В 1936 году, когда за Пиренеями вспыхнуло восстание генерала Франко, я из "Луи Кордэ" превратился в "Луис'а Кордес'а" ("Luis Cordes") и поставил себя в полное распоряжение республиканской Испании.
Принял участие (при поддержке Андре Мальро) в пополнении "Интернациональных Бригад" военными специалистами, а потом сам командовал отдельным батальоном "подрывников", сплоченным из воинов, принадлежавших к различным народам, но объединенных единой антифашистской идеологией.
После крушения Испанской Республики я снова вернулся в Париж к моим прежним повседневным занятиям. Но мое мирное существование продолжалось недолго: грянула вторая мировая война, уже ранее начатая фашистами, и, когда Франция оказалась оккупированной немецкими войсками, я вступил в ряды французского Сопротивления.
В 1943 году я был арестован и сослан в немецкие концентрационные лагеря (Ораниенбург, Кюстрин, Берген-Бальзен и др.). Там, в этих лагерях, вопреки ужасающей обстановке, на всех "сопротивленцах" лежала обязанность по возможности отстаивать моральную выдержку, а иногда и попросту жизнь заключенных.

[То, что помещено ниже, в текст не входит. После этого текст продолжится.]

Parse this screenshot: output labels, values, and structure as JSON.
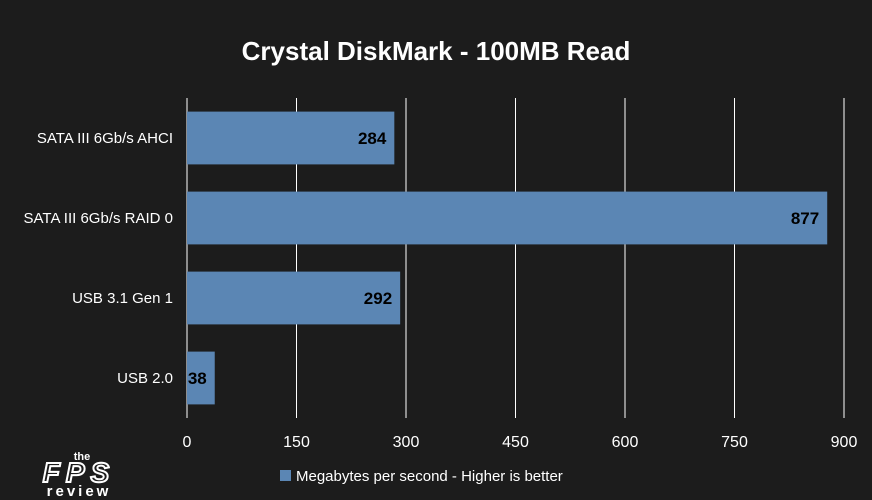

В мае 1945 года меня освободила победоносная русская армия — в немецком городе Ростоке, куда я был загнан обращенными в бегство вожаками лагерей. После короткой передышки мне опять удалось пригрести в Париж — к моим прежним боевым товарищам по сопротивленческому движению.

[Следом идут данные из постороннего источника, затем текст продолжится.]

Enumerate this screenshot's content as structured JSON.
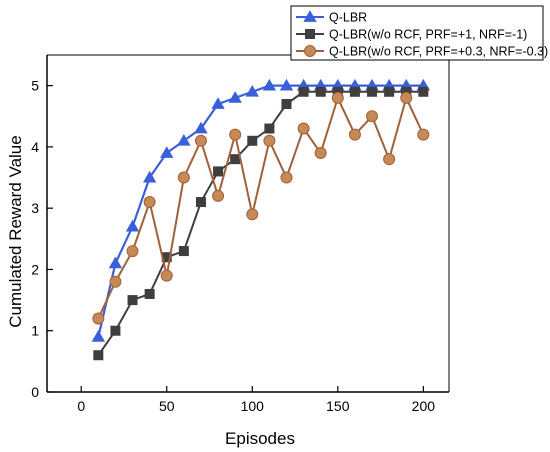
{
  "chart_data": {
    "type": "line",
    "title": "",
    "xlabel": "Episodes",
    "ylabel": "Cumulated Reward Value",
    "xlim": [
      -20,
      215
    ],
    "ylim": [
      0,
      5.5
    ],
    "x_ticks": [
      0,
      50,
      100,
      150,
      200
    ],
    "y_ticks": [
      0,
      1,
      2,
      3,
      4,
      5
    ],
    "grid": false,
    "legend_position": "top-right",
    "x": [
      10,
      20,
      30,
      40,
      50,
      60,
      70,
      80,
      90,
      100,
      110,
      120,
      130,
      140,
      150,
      160,
      170,
      180,
      190,
      200
    ],
    "series": [
      {
        "name": "Q-LBR",
        "color": "#3a5fd9",
        "marker": "triangle",
        "values": [
          0.9,
          2.1,
          2.7,
          3.5,
          3.9,
          4.1,
          4.3,
          4.7,
          4.8,
          4.9,
          5.0,
          5.0,
          5.0,
          5.0,
          5.0,
          5.0,
          5.0,
          5.0,
          5.0,
          5.0
        ]
      },
      {
        "name": "Q-LBR(w/o RCF, PRF=+1, NRF=-1)",
        "color": "#3f3f3f",
        "marker": "square",
        "values": [
          0.6,
          1.0,
          1.5,
          1.6,
          2.2,
          2.3,
          3.1,
          3.6,
          3.8,
          4.1,
          4.3,
          4.7,
          4.9,
          4.9,
          4.9,
          4.9,
          4.9,
          4.9,
          4.9,
          4.9
        ]
      },
      {
        "name": "Q-LBR(w/o RCF, PRF=+0.3, NRF=-0.3)",
        "color": "#a0603b",
        "marker_fill": "#c58a55",
        "marker": "circle",
        "values": [
          1.2,
          1.8,
          2.3,
          3.1,
          1.9,
          3.5,
          4.1,
          3.2,
          4.2,
          2.9,
          4.1,
          3.5,
          4.3,
          3.9,
          4.8,
          4.2,
          4.5,
          3.8,
          4.8,
          4.2
        ]
      }
    ]
  }
}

Два следующих года я должен был лечиться (во Франции и Швейцарии) от заполученных мной в лагерях тяжелых недугов.
А потом я возобновил мою постоянную жизнь в Париже, совмещая мои личные интересы со стоявшей на очереди политической работой.

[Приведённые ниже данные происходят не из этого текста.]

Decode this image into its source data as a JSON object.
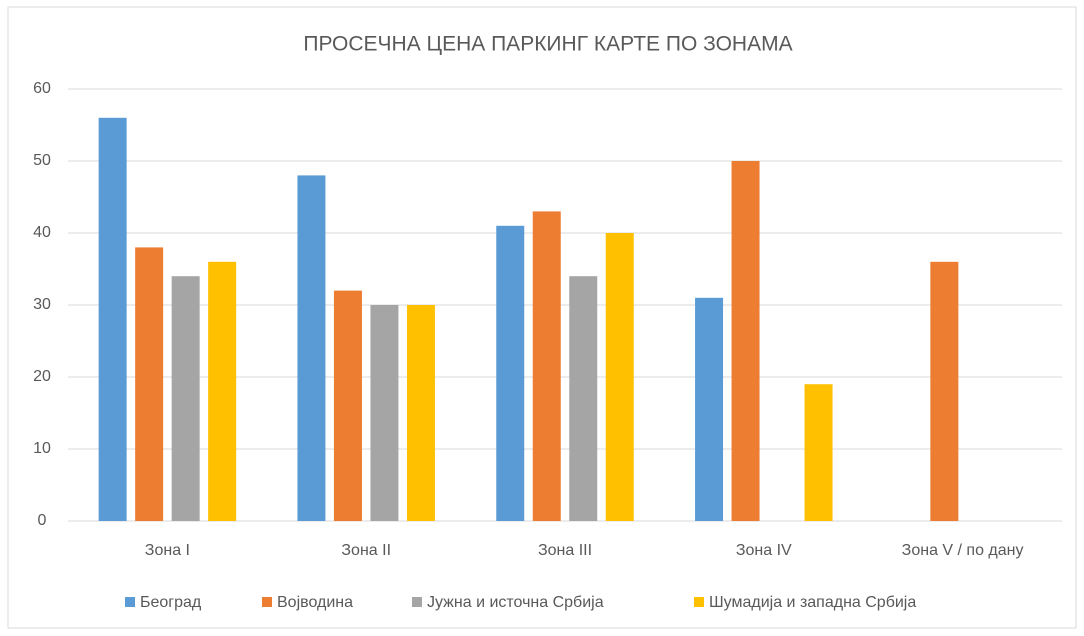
{
  "chart_data": {
    "type": "bar",
    "title": "ПРОСЕЧНА ЦЕНА ПАРКИНГ КАРТЕ ПО ЗОНАМА",
    "categories": [
      "Зона I",
      "Зона II",
      "Зона III",
      "Зона IV",
      "Зона V / по дану"
    ],
    "series": [
      {
        "name": "Београд",
        "color": "#5b9bd5",
        "values": [
          56,
          48,
          41,
          31,
          null
        ]
      },
      {
        "name": "Војводина",
        "color": "#ed7d31",
        "values": [
          38,
          32,
          43,
          50,
          36
        ]
      },
      {
        "name": "Јужна и источна Србија",
        "color": "#a5a5a5",
        "values": [
          34,
          30,
          34,
          null,
          null
        ]
      },
      {
        "name": "Шумадија и западна Србија",
        "color": "#ffc000",
        "values": [
          36,
          30,
          40,
          19,
          null
        ]
      }
    ],
    "ylim": [
      0,
      60
    ],
    "yticks": [
      0,
      10,
      20,
      30,
      40,
      50,
      60
    ],
    "grid": true,
    "legend": "bottom"
  }
}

Тогда же, вступив в устойчивый послевоенный период, я испробовал мои силы в скульптуре. Это было своего рода возвращение к моему далекому прошлому, так как уже в моей ранней юности я мечтал об артистической карьере.
Признаюсь, славы на этом новом поприще я достичь не сумел, но некоторых уважительных результатов как-никак добился: мои вырезанные по дереву "произведения" выставлялись во многих художественных галереях Парижа (даже в изысканном "Grand Palais") и иногда (о, непреложный знак успеха!) приносили мне поощрительный денежный доход.
В заключение должен подчеркнуть: хотя большая часть моей жизни протекла за границей, моя идейная и эмоциональная связь с Родиной никогда не прерывалась.
---
Теперь мне исполнилось 83 года. Это возраст, когда, как полагается, уже давно пора уходить на покой. Но всем ли удается на склоне лет достигнуть душевного покоя?
Кто-то очень правильно сказал: трагедия старости не в том, что ты стареешь, а в том, что ты остаешься молодым.
---
В конце этого краткого биографического очерка мне хочется сделать еще несколько замечаний, касающихся моего пражского отрезка жизни, знаменательного для меня по особой причине.
Там, в Праге, произошла моя встреча с Мариной Цветаевой, память о которой я бережно проношу сквозь все нарастающую гущу времен.
Наша любовь и наша разлука живо отражены в стихах и поэмах самой Марины Цветаевой. Поэтому я воздержусь от всяких комментариев. Можно ли заурядными словами передать то, что уже стало достоянием поэзии?
Ноябрь 1978 г."
* * *
"До сих пор мне казалось нужным оберегать мои отношения с М. Ц. от всяких досужих россказней и от праздного любопытства со стороны, — писал мне К. Родзевич еще раньше, в августе 1977 года. — Но из этих отношений, запечатленных самой М. Ц. в ее стихах и поэмах, я никогда не делал тайны". — Притом он щепетильно оберегал память о Цветаевой от разных толков. "Конечно, мне и сейчас памятно многое из трагически-сжатой и всё же неукротимо-яркой жизни М. Ц. за рубежом. Но обо всем существенном из этой жизни уже было рассказано в советской печати, а докапываться до случайных подробностей вряд ли необходимо" (письмо от 22 сентября 1977 г.). Именно поэтому он дал резкую отповедь одной корреспондентке, просившей его осветить "биографический подстрочник" "Поэмы Горы" и "Поэмы Конца": "Не толкайте читателя в преходящую повседневность ("жизнь как она есть"), позвольте ему нерушимо пребывать в нетленном мире, преображенном поэзией".